Gleichzeitig formten seine technischen Errungenschaften stillschweigend das moderne Denken um. Seine Arbeiten zur binären Arithmetik antizipierten eine Entwicklungslinie, die später zentral für die Berechnung werden sollte. In seiner Explication de l’arithmétique binaire von 1703 zeigte er, wie Zahlen nur mit 0 und 1 dargestellt werden können, und verband die Methode sowohl mit philosophischem und theologischen Symbolismus als auch mit Mathematik. Der Punkt war nicht nur ästhetisch. Es war ein Beispiel für seine lebenslange Überzeugung, dass einige gut gewählte Symbole verborgene Strukturen aufdecken könnten. Ein System, das im frühen achtzehnten Jahrhundert abstrakt erschien, sollte viel später zu einer Grundlage der digitalen Technologie werden. Der Graben zwischen seinen Papier- und Tintenberechnungen und der modernen Computertechnik ist enorm, aber die konzeptionelle Kontinuität ist real.

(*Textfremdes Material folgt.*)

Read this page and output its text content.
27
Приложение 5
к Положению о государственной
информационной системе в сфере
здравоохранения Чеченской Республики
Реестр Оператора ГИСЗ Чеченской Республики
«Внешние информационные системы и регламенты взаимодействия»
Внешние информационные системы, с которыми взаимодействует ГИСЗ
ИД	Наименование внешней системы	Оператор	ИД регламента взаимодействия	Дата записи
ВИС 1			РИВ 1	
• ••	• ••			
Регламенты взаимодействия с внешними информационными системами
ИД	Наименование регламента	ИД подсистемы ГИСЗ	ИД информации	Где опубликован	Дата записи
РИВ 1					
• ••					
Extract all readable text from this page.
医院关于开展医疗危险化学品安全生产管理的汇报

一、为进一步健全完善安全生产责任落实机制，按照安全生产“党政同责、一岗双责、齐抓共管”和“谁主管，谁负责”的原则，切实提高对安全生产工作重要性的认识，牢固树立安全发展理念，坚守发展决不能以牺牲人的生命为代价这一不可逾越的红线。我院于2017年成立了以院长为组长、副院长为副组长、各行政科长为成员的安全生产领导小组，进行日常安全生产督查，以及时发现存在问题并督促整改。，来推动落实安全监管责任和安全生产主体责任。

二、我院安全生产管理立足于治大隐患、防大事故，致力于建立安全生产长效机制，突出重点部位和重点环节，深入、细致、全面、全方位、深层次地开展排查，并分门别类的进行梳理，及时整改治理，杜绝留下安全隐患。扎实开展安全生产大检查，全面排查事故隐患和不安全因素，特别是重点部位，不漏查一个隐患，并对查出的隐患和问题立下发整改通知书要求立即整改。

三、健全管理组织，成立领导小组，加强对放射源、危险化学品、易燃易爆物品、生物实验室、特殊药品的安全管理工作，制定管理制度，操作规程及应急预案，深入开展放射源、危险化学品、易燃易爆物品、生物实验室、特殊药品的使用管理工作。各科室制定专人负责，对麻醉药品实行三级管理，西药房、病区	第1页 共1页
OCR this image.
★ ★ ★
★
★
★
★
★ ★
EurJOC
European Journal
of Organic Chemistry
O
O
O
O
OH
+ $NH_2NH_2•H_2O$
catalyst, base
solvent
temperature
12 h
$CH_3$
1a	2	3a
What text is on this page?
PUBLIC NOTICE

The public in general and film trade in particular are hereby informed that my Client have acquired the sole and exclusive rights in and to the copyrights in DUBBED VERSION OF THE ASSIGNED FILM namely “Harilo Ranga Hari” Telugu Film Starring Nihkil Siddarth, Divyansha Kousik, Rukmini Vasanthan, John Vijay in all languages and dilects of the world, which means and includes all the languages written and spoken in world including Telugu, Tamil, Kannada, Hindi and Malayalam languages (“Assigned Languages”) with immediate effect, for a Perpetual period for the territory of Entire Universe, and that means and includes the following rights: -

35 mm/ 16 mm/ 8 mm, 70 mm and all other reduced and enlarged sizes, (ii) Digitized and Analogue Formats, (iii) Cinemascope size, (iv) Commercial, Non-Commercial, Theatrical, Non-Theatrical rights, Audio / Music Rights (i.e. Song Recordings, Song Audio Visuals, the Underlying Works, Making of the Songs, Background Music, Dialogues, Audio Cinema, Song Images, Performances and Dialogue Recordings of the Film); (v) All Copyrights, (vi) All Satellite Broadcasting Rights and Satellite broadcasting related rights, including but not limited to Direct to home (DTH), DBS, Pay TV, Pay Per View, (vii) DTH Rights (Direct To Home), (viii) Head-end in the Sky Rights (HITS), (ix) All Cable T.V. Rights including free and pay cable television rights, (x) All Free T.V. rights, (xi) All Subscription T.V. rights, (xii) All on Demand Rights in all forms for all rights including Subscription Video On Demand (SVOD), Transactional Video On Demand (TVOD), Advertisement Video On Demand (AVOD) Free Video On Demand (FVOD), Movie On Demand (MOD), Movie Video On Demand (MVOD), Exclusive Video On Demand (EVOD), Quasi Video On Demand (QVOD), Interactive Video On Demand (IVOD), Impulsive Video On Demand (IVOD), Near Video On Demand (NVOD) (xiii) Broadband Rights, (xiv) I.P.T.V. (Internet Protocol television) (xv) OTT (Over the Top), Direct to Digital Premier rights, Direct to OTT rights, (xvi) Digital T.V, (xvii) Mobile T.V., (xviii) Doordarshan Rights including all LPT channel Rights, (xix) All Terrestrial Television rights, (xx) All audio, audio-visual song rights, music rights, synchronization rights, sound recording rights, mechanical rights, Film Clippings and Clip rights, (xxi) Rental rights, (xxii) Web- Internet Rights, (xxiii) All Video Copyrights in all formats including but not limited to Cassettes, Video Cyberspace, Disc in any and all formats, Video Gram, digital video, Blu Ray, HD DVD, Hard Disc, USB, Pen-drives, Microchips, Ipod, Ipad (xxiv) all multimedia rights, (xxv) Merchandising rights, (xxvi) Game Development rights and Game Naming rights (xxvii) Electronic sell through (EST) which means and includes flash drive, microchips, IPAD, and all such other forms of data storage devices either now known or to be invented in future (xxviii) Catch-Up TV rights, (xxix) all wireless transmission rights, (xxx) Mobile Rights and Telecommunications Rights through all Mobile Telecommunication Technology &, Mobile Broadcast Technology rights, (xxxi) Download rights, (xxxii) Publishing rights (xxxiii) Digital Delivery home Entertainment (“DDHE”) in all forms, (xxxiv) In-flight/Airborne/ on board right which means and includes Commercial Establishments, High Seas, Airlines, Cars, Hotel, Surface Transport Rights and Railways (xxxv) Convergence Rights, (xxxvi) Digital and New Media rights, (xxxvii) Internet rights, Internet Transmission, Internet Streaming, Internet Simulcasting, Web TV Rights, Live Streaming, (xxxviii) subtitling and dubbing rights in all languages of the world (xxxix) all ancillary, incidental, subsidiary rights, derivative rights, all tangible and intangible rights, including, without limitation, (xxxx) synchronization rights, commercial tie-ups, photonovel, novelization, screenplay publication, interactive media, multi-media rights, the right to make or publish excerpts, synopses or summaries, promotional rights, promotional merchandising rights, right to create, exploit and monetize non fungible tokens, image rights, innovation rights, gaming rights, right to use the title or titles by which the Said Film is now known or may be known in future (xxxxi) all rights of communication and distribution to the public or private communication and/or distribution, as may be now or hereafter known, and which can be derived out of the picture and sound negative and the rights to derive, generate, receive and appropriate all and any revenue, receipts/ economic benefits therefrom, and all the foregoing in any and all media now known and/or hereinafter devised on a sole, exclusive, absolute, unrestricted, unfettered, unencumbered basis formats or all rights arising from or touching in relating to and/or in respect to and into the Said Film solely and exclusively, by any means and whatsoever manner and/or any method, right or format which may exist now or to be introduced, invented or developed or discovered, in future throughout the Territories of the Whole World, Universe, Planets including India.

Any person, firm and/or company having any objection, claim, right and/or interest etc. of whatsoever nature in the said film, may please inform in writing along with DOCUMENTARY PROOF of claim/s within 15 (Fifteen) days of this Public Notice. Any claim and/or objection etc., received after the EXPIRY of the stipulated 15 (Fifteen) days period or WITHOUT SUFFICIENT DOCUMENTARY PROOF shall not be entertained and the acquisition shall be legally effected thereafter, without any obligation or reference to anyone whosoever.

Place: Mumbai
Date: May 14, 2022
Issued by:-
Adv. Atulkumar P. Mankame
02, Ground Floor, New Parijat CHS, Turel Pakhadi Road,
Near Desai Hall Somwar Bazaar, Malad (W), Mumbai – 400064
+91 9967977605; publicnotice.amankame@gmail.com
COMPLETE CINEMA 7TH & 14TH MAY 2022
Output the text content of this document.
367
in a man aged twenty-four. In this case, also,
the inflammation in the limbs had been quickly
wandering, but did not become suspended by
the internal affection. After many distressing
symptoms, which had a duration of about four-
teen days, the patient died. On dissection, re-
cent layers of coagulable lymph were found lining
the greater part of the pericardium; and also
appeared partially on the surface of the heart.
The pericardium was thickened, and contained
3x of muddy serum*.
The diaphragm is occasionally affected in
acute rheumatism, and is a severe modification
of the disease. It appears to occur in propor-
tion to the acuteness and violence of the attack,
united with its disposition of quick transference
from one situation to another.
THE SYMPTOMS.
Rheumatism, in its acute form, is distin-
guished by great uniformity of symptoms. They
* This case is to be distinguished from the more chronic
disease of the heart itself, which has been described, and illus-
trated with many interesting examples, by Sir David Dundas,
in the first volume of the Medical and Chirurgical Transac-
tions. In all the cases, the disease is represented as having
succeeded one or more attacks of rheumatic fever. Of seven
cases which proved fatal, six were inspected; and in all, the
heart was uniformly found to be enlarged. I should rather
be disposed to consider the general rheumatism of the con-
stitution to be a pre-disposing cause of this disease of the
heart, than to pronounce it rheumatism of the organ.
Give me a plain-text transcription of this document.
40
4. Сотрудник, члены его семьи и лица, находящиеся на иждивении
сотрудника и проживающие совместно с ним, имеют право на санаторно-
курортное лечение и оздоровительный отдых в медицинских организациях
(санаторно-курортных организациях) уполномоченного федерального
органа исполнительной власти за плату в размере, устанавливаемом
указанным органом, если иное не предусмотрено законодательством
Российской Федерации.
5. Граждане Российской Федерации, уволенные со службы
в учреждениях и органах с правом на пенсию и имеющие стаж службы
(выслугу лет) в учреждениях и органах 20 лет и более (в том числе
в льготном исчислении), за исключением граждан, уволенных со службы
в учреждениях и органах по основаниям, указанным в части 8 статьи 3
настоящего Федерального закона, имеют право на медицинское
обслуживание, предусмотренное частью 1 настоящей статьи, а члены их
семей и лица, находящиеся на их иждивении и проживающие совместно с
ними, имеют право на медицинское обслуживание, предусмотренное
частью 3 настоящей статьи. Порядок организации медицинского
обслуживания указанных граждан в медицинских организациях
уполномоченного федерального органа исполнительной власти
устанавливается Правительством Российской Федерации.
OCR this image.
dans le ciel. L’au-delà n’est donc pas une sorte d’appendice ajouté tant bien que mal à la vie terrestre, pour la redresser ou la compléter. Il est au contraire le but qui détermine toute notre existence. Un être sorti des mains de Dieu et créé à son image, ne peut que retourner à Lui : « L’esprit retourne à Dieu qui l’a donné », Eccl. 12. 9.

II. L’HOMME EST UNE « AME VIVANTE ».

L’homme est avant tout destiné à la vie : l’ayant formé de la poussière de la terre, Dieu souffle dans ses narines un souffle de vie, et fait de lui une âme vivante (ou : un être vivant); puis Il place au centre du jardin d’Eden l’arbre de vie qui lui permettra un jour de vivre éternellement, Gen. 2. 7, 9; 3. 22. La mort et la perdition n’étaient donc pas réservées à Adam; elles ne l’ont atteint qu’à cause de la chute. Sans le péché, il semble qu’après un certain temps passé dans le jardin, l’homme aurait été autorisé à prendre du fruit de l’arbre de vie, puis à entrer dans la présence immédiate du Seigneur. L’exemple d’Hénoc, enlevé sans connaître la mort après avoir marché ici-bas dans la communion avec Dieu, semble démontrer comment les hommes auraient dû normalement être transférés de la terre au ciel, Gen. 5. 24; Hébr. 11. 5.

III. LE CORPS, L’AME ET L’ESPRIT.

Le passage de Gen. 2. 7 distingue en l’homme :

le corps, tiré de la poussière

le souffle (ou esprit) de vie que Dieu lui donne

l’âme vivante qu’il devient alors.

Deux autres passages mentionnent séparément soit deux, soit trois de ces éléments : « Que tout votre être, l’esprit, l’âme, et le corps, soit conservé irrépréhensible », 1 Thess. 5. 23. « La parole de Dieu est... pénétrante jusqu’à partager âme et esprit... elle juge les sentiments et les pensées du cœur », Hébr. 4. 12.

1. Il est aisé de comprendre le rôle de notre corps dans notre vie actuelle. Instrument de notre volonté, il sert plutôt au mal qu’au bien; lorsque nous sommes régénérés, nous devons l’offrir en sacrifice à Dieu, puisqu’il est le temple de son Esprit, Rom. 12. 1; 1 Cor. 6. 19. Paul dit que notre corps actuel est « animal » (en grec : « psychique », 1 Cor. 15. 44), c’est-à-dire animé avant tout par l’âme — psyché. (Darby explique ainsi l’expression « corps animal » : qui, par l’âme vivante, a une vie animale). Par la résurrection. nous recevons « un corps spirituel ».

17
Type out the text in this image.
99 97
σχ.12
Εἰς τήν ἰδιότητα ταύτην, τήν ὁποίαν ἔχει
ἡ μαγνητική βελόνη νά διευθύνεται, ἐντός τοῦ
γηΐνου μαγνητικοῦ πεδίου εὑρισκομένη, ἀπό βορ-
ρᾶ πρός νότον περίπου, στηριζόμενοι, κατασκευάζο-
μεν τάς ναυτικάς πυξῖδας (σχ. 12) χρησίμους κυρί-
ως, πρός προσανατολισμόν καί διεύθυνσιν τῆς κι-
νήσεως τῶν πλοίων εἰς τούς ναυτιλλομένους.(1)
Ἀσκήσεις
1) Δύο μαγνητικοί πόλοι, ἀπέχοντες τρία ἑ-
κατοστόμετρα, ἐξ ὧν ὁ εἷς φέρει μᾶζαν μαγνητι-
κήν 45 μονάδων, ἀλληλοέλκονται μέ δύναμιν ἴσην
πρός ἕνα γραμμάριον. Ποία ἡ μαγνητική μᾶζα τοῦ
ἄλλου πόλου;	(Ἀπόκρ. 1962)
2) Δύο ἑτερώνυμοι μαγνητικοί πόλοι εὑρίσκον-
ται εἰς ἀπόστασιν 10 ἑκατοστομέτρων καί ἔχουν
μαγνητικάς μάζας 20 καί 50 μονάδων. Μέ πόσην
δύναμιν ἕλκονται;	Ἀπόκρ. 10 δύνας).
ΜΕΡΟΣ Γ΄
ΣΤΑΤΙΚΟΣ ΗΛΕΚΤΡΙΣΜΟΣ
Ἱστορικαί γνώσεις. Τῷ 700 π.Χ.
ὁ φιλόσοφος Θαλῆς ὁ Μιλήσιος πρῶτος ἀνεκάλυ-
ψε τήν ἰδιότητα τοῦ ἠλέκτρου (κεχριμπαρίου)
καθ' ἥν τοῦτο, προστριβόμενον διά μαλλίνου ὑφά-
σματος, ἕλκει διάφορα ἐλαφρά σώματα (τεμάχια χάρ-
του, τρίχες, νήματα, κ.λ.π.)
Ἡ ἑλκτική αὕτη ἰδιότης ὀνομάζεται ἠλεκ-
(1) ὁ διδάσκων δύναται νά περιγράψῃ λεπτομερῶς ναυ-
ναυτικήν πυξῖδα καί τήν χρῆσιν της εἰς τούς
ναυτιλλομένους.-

Seine Bemühungen in der Logik halfen, den Traum am Leben zu erhalten, dass das Schließen formalisiert werden könnte. Er stellte sich eine ideale characteristica universalis und einen calculus ratiocinator vor, eine symbolische Sprache und ein Verfahren der Berechnung, das Streitigkeiten durch Methode statt durch Rhetorik lösen könnte. Diese Ambition erscheint wiederholt in seiner Korrespondenz und in Entwürfen, insbesondere im langen Hintergrund von Notizen, die nach seinem Tod zusammengestellt wurden. Es war eine Vision ohne vollständige Umsetzung, aber nicht ohne Konsequenzen. Spätere Logiker erbten keine fertige Maschine; sie erbten ein Programm, eine Herausforderung und ein Modell intellektueller Kühnheit. In diesem Sinne umfasst sein Erbe ebenso Abwesenheit wie Errungenschaft: das nicht gebaute System, das immer noch die Vorstellungskraft anderer organisierte.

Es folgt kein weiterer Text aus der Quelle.